For this reason, we take any complaints we receive about this very seriously.
We encourage people to bring it to our attention if they think that our collection or use of information is unfair, misleading or inappropriate.
We would also welcome any suggestions for improving our procedures.
If you feel this privacy notice does not go far enough in explaining how we have used your personal data, we are happy to provide any additional information or explanation needed.
Any requests for this should be sent to the contact details above.

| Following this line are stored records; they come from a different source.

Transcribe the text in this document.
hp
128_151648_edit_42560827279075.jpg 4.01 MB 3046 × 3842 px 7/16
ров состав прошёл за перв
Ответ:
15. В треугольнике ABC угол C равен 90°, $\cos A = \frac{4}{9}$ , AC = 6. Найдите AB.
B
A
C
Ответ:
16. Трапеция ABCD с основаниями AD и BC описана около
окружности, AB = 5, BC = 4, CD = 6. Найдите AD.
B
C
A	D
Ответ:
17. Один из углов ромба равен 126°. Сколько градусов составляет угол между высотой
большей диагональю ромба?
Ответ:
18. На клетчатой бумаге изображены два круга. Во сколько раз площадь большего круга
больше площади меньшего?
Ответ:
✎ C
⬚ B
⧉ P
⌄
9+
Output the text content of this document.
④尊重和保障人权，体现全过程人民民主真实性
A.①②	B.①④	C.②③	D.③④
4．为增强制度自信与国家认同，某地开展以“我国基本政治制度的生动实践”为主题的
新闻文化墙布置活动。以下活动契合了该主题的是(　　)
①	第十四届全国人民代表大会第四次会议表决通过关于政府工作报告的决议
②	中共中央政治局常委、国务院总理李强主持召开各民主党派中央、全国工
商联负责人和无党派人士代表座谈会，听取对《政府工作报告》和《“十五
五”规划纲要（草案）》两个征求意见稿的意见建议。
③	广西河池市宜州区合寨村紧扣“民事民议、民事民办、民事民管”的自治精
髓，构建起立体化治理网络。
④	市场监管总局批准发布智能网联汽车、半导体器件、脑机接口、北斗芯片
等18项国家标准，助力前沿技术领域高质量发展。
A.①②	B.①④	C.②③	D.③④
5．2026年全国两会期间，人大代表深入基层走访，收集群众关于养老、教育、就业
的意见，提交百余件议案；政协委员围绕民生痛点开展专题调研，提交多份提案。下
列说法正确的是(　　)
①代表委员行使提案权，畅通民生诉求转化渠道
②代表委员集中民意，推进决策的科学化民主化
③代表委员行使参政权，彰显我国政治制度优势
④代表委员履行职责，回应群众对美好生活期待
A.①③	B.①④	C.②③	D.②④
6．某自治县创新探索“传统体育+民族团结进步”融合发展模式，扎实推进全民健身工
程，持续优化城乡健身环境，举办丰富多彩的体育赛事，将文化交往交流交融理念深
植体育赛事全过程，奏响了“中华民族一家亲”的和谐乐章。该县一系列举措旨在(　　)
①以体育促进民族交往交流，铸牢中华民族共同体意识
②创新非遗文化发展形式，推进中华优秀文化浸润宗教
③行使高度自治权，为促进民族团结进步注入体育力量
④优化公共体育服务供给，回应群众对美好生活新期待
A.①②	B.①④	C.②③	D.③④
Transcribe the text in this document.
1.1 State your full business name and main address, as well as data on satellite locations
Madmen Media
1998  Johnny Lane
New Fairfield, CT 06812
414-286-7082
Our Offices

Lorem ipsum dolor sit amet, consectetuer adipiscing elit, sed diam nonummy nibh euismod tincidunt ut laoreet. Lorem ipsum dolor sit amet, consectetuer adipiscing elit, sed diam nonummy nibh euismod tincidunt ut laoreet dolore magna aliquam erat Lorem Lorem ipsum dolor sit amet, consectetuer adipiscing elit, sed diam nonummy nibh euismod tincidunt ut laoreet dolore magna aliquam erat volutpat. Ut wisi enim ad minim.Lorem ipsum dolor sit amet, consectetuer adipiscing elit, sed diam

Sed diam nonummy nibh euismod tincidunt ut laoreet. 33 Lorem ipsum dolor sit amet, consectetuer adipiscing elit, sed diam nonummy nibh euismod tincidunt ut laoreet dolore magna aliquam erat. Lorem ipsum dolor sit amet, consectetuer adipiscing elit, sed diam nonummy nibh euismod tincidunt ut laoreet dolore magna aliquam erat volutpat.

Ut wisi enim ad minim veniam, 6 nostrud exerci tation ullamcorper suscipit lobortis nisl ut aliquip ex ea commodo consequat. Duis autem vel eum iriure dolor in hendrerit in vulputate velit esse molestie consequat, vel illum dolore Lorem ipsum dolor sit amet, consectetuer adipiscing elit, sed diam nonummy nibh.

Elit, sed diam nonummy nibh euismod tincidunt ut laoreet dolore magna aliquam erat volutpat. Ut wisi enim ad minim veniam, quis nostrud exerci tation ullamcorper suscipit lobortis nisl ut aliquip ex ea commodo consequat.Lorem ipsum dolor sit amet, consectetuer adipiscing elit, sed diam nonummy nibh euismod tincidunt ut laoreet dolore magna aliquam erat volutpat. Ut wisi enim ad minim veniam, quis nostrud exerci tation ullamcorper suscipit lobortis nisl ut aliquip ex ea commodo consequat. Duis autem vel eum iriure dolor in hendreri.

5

If you want to make a complaint about the way we have processed your personal information, we’d rather you brought it to us in the first instance, but of course you can contact the Information Commissioner’s Office in their capacity as the statutory body that oversees data protection law – Make a complaint | ICO
ACCESS TO PERSONAL INFORMATION
Merriman Solicitors tries to be as open as it can be in terms of giving people access to their personal information. Individuals can find out if we hold any personal information by making a ‘subject access request’. If we do hold information about you, we will:
- give you a description of it;
- tell you why we are holding it;
- tell you to whom it could be disclosed; and
- let you have a copy of the information in an intelligible form.
To make a request to Merriman Solicitors for any personal information we may hold, we’d prefer it if you would put the request in writing addressing it to our Data Protection Officer or by writing to the address provided above.
We will need to verify your identity before providing the information and where necessary may contact you further to ensure we understand what data you are requesting. If you agree, we will try to deal with your request informally, for example by providing you with the specific information you need over the telephone.
Regardless, we will deal with your request within one calendar month and generally free of charge. If we do hold information about you, you can ask us to correct any mistakes by, once again, contacting the Data Protection Officer.
HOW TO WITHDRAW CONSENT AND OBJECT TO PROCESSING
Where we are processing your data and needed to ask your permission to do so, you are able to withdraw your consent at any time. If you wish to stop receiving our marketing emails you can do so, by clicking on the “unsubscribe” link at the bottom or the email or by contacting us. You should also contact us, if you wish to raise concerns about the way we are processing your data or would like to raise an objection to the processing.
KEEPING YOUR DATA UP TO DATE
It is important that any of your data that we process is kept up to date. We will from time to time ask you to verify your contact details but if you wish to update any information we hold about you, please contact us with your updated details.
ERASURE OF YOUR DATA (THE “RIGHT TO BE FORGOTTEN”)
Under some circumstances you may request us to delete your data from our systems. Where this is possible (e.g. we don’t have any legal purpose for continuing to process your data) we will erase it from our systems.
PORTABILITY
Your right to portability allows you to request a machine-readable format of the data you supplied to us and associated service logs (where we store them).
DISCLOSURE OF PERSONAL INFORMATION
We will not disclose personal data to any third parties unless it is lawful for us to do so, or if it is required by law or if you provide us with permission to do so. However, when we investigate a complaint, for example, we will need to share personal information with the organisation concerned and with other relevant bodies.
CHILDREN’S ONLINE PRIVACY PROTECTION
Merriman Solicitors will retain information of children under the age of 13 in connection with Childcare & Criminal Matters, if it is in the interests of freedom & justice to do so. This information will be retained in accordance with SRA & Law Society Guidelines. Should it be necessary to seek consent from the child (under 13) then we will also seek consent from the parent or guardian where it is possible for us to do so.